Their younger son, Timothy, is a year younger than Kai, but they could be twins in terms of their shared passion for numbers and letters. When Kai and Timothy were younger and each doing home therapy, our mutual therapist, Rochelle, suggested play dates for the two boys. We got the boys together, and Rochelle did a good job of facilitating some activities. But, at that time, most of whatever playing they did was in parallel, with little real interaction between the two.

With both kids now in school all day, busy therapy schedules, and the distance between our houses, Kai hasn’t been over to Timothy’s house in about a year. We were curious to see how they would play with each other now.

When we arrived, Timothy greeted us at the door. We knew that Kai was looking forward to the play date, and it was obvious that Timothy was also very happy. His parents said that he had been excited all day about Kai coming over.

They immediately went to the basement together.
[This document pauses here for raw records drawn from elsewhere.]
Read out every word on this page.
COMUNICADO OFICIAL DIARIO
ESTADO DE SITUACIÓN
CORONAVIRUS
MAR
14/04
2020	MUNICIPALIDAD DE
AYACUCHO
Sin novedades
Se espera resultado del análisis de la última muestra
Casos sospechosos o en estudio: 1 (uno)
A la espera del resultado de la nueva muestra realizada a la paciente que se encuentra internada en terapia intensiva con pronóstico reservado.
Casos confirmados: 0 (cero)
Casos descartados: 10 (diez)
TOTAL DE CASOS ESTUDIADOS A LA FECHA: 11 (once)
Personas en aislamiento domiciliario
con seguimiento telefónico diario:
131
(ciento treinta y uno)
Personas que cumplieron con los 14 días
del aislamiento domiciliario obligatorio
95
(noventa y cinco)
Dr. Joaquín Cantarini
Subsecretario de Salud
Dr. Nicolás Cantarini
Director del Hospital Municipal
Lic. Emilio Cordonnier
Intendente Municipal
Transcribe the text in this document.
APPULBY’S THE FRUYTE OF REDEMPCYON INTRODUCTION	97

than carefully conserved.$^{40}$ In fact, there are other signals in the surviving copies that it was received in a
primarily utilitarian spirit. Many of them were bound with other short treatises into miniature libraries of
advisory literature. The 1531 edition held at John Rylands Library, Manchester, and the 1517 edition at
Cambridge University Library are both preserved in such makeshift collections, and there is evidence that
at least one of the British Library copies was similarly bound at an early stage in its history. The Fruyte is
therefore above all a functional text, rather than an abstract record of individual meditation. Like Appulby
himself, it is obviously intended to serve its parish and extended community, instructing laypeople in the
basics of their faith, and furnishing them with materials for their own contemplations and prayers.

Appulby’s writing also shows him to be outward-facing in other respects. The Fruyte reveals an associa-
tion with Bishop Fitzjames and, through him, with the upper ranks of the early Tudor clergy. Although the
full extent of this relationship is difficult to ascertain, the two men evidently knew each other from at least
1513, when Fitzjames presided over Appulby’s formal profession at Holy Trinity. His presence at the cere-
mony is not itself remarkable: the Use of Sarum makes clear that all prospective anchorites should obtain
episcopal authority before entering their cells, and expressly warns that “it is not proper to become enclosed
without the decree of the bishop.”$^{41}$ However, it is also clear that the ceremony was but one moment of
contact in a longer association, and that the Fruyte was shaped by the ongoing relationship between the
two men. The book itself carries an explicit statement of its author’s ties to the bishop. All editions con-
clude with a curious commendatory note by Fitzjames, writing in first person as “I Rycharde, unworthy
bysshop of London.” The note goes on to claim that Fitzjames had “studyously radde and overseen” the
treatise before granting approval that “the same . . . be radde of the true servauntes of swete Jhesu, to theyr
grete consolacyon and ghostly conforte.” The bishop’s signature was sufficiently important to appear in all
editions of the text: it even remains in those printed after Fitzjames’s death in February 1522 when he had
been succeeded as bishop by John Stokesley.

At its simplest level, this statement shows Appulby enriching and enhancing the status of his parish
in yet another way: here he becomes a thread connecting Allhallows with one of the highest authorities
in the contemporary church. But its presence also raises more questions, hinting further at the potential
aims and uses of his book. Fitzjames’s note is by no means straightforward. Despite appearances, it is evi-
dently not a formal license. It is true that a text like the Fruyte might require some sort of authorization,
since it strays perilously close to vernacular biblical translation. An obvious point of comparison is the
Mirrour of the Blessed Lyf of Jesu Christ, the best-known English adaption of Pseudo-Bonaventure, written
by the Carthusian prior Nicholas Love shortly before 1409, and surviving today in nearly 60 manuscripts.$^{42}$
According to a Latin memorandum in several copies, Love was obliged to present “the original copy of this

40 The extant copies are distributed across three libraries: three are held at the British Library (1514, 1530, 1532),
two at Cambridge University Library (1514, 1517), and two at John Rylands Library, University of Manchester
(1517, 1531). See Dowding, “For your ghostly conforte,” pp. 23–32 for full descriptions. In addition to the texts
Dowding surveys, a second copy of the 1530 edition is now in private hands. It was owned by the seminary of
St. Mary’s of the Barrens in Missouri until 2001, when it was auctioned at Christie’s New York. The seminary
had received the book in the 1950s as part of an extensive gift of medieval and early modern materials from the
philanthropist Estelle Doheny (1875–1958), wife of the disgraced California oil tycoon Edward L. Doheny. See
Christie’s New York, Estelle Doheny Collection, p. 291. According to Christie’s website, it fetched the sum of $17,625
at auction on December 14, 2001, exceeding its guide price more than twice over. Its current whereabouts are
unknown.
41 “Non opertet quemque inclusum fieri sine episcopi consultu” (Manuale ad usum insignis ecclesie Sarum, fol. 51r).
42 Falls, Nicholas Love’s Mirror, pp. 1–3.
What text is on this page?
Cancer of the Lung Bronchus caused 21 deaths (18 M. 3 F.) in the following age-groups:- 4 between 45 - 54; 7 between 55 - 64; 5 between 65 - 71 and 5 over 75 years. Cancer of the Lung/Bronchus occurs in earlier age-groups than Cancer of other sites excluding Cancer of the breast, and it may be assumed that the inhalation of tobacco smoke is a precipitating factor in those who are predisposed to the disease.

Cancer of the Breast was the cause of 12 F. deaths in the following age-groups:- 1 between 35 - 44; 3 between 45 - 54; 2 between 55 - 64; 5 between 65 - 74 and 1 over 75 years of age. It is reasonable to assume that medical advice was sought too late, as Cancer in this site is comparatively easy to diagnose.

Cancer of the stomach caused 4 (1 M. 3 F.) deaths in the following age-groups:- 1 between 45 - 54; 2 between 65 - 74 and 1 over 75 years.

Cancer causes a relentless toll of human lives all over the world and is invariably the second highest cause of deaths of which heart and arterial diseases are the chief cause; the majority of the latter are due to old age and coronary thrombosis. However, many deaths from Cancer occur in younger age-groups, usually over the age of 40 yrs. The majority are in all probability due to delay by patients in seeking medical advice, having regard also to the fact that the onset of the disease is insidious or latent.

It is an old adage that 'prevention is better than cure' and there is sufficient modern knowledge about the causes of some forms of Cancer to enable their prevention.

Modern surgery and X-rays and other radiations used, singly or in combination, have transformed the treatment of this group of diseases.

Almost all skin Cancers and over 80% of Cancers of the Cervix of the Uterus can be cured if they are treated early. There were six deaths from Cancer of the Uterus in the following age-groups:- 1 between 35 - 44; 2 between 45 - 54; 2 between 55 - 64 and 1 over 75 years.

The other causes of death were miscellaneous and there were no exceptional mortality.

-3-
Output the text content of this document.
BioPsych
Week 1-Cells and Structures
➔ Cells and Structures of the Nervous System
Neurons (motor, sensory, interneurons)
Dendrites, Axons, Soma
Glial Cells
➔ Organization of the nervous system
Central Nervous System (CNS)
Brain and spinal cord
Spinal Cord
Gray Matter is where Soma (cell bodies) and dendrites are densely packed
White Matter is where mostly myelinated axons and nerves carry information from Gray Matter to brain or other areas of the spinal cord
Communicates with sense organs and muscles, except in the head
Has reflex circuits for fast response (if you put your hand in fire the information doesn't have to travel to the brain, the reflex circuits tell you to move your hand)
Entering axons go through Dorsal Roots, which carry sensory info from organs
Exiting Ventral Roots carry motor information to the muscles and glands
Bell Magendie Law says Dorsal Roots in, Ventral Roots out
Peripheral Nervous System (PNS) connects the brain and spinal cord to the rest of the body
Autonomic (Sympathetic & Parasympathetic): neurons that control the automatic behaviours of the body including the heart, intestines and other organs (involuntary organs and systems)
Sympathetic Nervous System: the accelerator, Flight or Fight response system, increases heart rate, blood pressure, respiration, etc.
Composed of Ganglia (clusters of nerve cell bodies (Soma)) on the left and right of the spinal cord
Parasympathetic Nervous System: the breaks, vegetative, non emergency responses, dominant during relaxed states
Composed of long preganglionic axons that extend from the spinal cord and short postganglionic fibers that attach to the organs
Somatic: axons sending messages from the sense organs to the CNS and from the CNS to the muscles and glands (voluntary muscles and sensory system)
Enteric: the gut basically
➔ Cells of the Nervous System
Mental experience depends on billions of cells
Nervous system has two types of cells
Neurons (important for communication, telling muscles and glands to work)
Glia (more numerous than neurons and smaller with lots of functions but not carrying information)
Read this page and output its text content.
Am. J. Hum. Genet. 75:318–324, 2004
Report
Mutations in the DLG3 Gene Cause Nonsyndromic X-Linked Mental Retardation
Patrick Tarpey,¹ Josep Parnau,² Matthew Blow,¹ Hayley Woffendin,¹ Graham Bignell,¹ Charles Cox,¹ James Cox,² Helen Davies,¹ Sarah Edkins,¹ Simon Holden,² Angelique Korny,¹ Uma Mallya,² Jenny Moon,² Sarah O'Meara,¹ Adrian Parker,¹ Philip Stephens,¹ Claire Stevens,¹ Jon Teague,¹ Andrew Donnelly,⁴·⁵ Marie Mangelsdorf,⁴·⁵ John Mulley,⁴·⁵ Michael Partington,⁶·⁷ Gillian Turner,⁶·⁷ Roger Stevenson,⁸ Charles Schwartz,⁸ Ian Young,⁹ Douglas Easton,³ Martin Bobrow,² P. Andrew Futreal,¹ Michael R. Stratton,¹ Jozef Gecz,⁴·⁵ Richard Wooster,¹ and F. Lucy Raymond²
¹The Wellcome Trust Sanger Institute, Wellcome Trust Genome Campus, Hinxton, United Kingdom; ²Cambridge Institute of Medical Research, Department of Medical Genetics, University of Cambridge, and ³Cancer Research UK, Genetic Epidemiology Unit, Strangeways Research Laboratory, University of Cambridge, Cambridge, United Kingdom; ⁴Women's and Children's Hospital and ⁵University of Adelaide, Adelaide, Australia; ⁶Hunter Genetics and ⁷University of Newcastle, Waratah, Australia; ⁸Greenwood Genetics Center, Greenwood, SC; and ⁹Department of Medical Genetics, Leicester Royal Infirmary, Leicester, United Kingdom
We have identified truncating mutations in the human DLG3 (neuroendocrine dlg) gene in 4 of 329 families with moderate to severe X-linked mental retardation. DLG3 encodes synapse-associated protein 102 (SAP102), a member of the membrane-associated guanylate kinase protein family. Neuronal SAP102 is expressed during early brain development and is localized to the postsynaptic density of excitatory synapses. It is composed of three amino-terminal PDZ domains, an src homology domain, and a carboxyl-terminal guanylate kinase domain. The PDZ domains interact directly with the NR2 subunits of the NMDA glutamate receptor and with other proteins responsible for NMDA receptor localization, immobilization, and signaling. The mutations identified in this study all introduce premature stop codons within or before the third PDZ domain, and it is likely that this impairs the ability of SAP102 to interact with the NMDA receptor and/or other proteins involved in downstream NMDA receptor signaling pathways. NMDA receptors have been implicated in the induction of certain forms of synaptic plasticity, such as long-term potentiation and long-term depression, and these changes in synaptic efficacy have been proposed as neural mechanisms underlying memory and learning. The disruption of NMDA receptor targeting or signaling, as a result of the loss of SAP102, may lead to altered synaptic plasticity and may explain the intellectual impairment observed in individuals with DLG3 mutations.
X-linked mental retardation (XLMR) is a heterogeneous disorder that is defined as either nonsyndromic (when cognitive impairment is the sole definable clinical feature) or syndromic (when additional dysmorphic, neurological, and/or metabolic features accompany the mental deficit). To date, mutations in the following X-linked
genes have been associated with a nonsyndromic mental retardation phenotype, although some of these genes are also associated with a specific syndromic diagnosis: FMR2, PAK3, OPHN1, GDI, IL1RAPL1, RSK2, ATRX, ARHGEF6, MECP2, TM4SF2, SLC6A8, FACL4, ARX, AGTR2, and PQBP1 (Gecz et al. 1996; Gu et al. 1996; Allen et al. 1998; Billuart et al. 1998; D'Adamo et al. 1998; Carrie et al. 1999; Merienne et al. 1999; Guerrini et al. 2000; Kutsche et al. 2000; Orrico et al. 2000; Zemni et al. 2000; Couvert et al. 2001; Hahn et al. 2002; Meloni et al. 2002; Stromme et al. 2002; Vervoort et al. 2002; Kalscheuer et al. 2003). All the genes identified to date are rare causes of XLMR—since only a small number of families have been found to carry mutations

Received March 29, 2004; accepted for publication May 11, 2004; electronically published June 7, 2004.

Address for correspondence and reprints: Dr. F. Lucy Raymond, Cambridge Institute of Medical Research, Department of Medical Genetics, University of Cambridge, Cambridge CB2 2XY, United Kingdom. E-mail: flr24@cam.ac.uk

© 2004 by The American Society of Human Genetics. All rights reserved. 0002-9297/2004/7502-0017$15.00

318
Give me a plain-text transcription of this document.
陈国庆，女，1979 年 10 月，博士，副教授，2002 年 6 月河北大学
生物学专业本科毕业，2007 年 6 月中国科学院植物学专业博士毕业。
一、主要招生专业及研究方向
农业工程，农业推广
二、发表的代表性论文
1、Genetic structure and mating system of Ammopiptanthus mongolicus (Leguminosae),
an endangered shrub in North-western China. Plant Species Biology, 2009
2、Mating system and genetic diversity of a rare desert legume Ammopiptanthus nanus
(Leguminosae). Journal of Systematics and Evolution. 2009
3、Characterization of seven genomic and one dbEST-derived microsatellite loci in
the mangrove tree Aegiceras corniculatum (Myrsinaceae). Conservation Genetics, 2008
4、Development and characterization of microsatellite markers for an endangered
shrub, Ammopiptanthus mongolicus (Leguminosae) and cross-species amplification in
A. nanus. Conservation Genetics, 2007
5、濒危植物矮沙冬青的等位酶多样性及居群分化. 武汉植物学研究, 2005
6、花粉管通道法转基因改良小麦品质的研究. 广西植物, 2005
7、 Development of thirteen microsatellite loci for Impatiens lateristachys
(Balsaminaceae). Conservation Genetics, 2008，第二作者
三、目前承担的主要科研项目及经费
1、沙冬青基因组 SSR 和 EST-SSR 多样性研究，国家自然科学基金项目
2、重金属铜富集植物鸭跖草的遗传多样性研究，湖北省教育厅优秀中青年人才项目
They started by jumping on the big trampoline. Of course, they had to throw some letters and numbers on it, and bounced along all together. Soon, they were on to other activities. I was amazed to see the amount of real interaction they had. They chased each other around, brought each other toys, and talked to each other. Frankly, I couldn’t understand a lot of what they were saying, and their play, such as it was, was more silliness than anything organized. But, they understood each other, and it was great to see them laughing and having fun.

I was thrilled to see our son actually enjoying playing with another child, rather than just playing with me or Mom. My wife and I were encouraged by the amount of interaction. Wow, he really is learning how to play with another child.

The bonus of all this is that, with the kids occupying themselves so nicely, we parents had some time to enjoy each other’s company as well. A delicious meal, good conversation, shared bond, and even some relaxing moments; we couldn’t have hoped for a better time.

For some parents, this kind of evening must seem pretty routine. But, for us, this was a very special treat.